23 Mayıs 2012 Çarşamba

34


Belki de felsefi arayışlarımız için o gün bir dönüm noktasıydı. O zamana kadar son tahlilde dini hassasiyetlerimizin engellediği düşüncelerimizi sonuna kadar kurcalamak için gerekli izni almıştık; o noktadan sonra çok daha yavaş ama çok daha sağlam ilerledik gibi geliyor bana.

Bugün geldiğimiz noktada hâlâ hiçbir temel sorumuzun cevabını bulabilmiş değiliz. Ama en büyük sorunumuzu çözdük demekten mutluyum; evde, sokakta, okulda günlerce düşünüp dalgın dalgın gezen bizler önünde sonunda o acayip soruya maruz kalıyorduk: "Ne oldu, buldun mu hayatın anlamını?" İşte biz burada o dalga geçen amcalardan, dayılardan, teyzelerden, son on yılda on tane bile kitap okumamış arkadaşlardan, hayatını düzene soktuğunu düşünüp bizi anlayamayan hatta yargılayan tanıdıklardan, çok düşündüğümüzden korkup akıbetimizden endişe eden anne babaların baskısından kurtulduk. Daha fazlasını yapmayı hayal ediyoruz elbette; Uğur dünyayı başınıza yıkmak istiyor, Bülent köklerimizi sağlamlaştırıp her yana yayılmamızı engellemek ve rahat bırakılmak istiyor, Sevda bir an evvel evlenmek ve çocuk doğurmak istiyor, ben ise insanların hayatını değiştirmek istiyorum!

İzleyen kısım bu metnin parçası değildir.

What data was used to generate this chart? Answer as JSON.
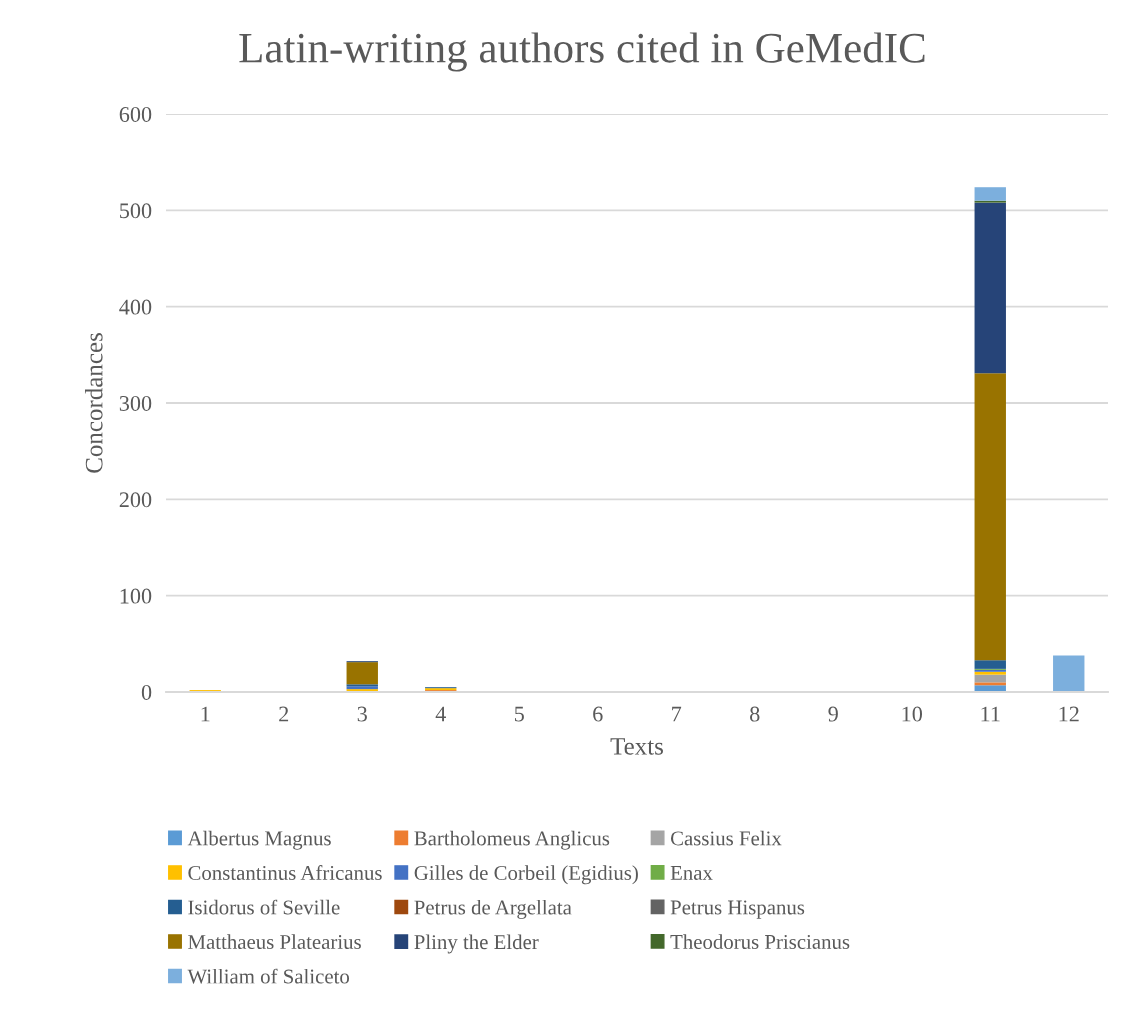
{
  "chart_data": {
    "type": "bar",
    "stacked": true,
    "title": "Latin-writing authors cited in GeMedIC",
    "xlabel": "Texts",
    "ylabel": "Concordances",
    "categories": [
      "1",
      "2",
      "3",
      "4",
      "5",
      "6",
      "7",
      "8",
      "9",
      "10",
      "11",
      "12"
    ],
    "series": [
      {
        "name": "Albertus Magnus",
        "color": "#5b9bd5",
        "values": [
          0,
          0,
          0,
          0,
          0,
          0,
          0,
          0,
          0,
          0,
          7,
          0
        ]
      },
      {
        "name": "Bartholomeus Anglicus",
        "color": "#ed7d31",
        "values": [
          0,
          0,
          0,
          2,
          0,
          0,
          0,
          0,
          0,
          0,
          3,
          0
        ]
      },
      {
        "name": "Cassius Felix",
        "color": "#a5a5a5",
        "values": [
          0,
          0,
          0,
          0,
          0,
          0,
          0,
          0,
          0,
          0,
          8,
          0
        ]
      },
      {
        "name": "Constantinus Africanus",
        "color": "#ffc000",
        "values": [
          2,
          0,
          3,
          2,
          null,
          0,
          0,
          0,
          0,
          0,
          3,
          0
        ]
      },
      {
        "name": "Gilles de Corbeil (Egidius)",
        "color": "#4472c4",
        "values": [
          0,
          0,
          3,
          0,
          0,
          0,
          0,
          0,
          0,
          0,
          2,
          0
        ]
      },
      {
        "name": "Enax",
        "color": "#70ad47",
        "values": [
          0,
          0,
          0,
          0,
          0,
          0,
          0,
          0,
          0,
          0,
          1,
          0
        ]
      },
      {
        "name": "Isidorus of Seville",
        "color": "#255e91",
        "values": [
          0,
          0,
          2,
          1,
          0,
          0,
          0,
          0,
          0,
          0,
          9,
          0
        ]
      },
      {
        "name": "Petrus de Argellata",
        "color": "#9e480e",
        "values": [
          0,
          0,
          0,
          0,
          0,
          0,
          0,
          0,
          0,
          0,
          0,
          0
        ]
      },
      {
        "name": "Petrus Hispanus",
        "color": "#636363",
        "values": [
          0,
          0,
          0,
          0,
          0,
          0,
          0,
          0,
          0,
          0,
          0,
          0
        ]
      },
      {
        "name": "Matthaeus Platearius",
        "color": "#997300",
        "values": [
          0,
          0,
          23,
          0,
          0,
          0,
          0,
          0,
          0,
          0,
          298,
          null
        ]
      },
      {
        "name": "Pliny the Elder",
        "color": "#264478",
        "values": [
          0,
          0,
          1,
          0,
          0,
          0,
          0,
          0,
          0,
          0,
          177,
          0
        ]
      },
      {
        "name": "Theodorus Priscianus",
        "color": "#43682b",
        "values": [
          0,
          0,
          0,
          0,
          0,
          0,
          0,
          0,
          0,
          0,
          2,
          0
        ]
      },
      {
        "name": "William of Saliceto",
        "color": "#7cafdd",
        "values": [
          0,
          0,
          0,
          0,
          0,
          0,
          0,
          0,
          0,
          0,
          14,
          38
        ]
      }
    ],
    "ylim": [
      0,
      600
    ],
    "yticks": [
      0,
      100,
      200,
      300,
      400,
      500,
      600
    ],
    "grid": "y",
    "legend": "bottom"
  }
}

Metnin başlarında okuduğunuz, benimle yapılan röportajın dışında kendimle ilgili anlatmak istediğim fazla şey yok; o günden bugüne kendimde fark ettiğim tek değişiklik kendi sorumu (sanırım) bulmuş olmam. Bu hayatta cevabını aradığım soru şu: “Kendimizi neden değiştiremiyoruz?” Soruyu iyice basitleştirip üç kelimeye indirene kadar çok çaba harcadım, bu haliyle de tam istediğim gibi olduğunu söyleyemem. Aslında onlarca sorunun özeti bu:

Neden kendimize yabancılaşıyoruz? Neden hayal ettiklerimiz ile planladıklarımız arasında bu kadar büyük uçurumlar var? Neden aklımızdaki kişi olamıyoruz? Hayallerimizi gerçekleştirmek için o ilk adımı atmamızı engelleyen nedir? Nasıl oluyor da kendimizden memnun olmadığımız halde sadece yakınmakla yetiniyoruz? Neden muhtaç olduğumuz kudreti dışarıda arıyoruz? Neden kötü huylar yerleşip kalıyor da iyi huylar aşınıp yok oluyor? İçimizdeki ataletin, tembelliğin, boşvermişliğin, ümitsizliğin kaynağı nedir?

Şunun farkındayım, bu benim ve benim gibilerin zihnini meşgul eden bir soru sadece. Üstelik kendi hayatıma baktığımda nispeten üstesinden geldim bu sorunun, neticede sevmediğim bir yaşam biçimini ve mesleği bırakıp kapağı buraya attım. Ama bunu nasıl yaptığımı hâlâ çözebilmiş değilim. Bıçak kemiğe mi dayandı, sıkılmaktan mı sıkıldım, hayatta kalmaya ilişkin o hayvani içgüdü mü dizginleri eline geçirdi, aşk mı güçlendirdi beni? Bilmiyorum. Bildiğim tek şey, demin de dediğim gibi, bunun asal bir sorun olmadığı.

Çünkü bir sürü ‘kendisiyle barışık’ insan var bu dünyada. Bazı ufak sorunlar dışında kendi hallerinden memnunlar. Aynaya baktıklarında gördükleri insanı seviyorlar, en azından bize ve kendilerine böyle söylüyorlar. Kendilerini ‘gerçekleştirmiş’ olduklarından eminler, egolarından önlerini göremiyorlar. Belki bu sayede başarılı hissediyorlar kendilerini, belki de gerçekten kendilerinden memnunlar, her gece yastığa baş koyduklarında benim gibi kendilerini sorguya çekmek yerine Pazar günü nerede kahvaltı edeceklerini hayal edip huzurla uykuya dalıyorlar. Onlardan nefret mi ediyorum yoksa onları kıskanıyor muyum bilmiyorum.

Ayrıca kendinden umudunu kesenler de var. Benim gibi onların da bir sürü hayalleri var, ama gerçekleşmeyeceğinden çok eminler. Kendilerini yenilmiş, yalnız ve mutsuz hissediyorlar. Milli Piyango dışında hiçbir umutları yok. İşte bu sorunun cevabını bulursam onlara da bir umut verebilirim!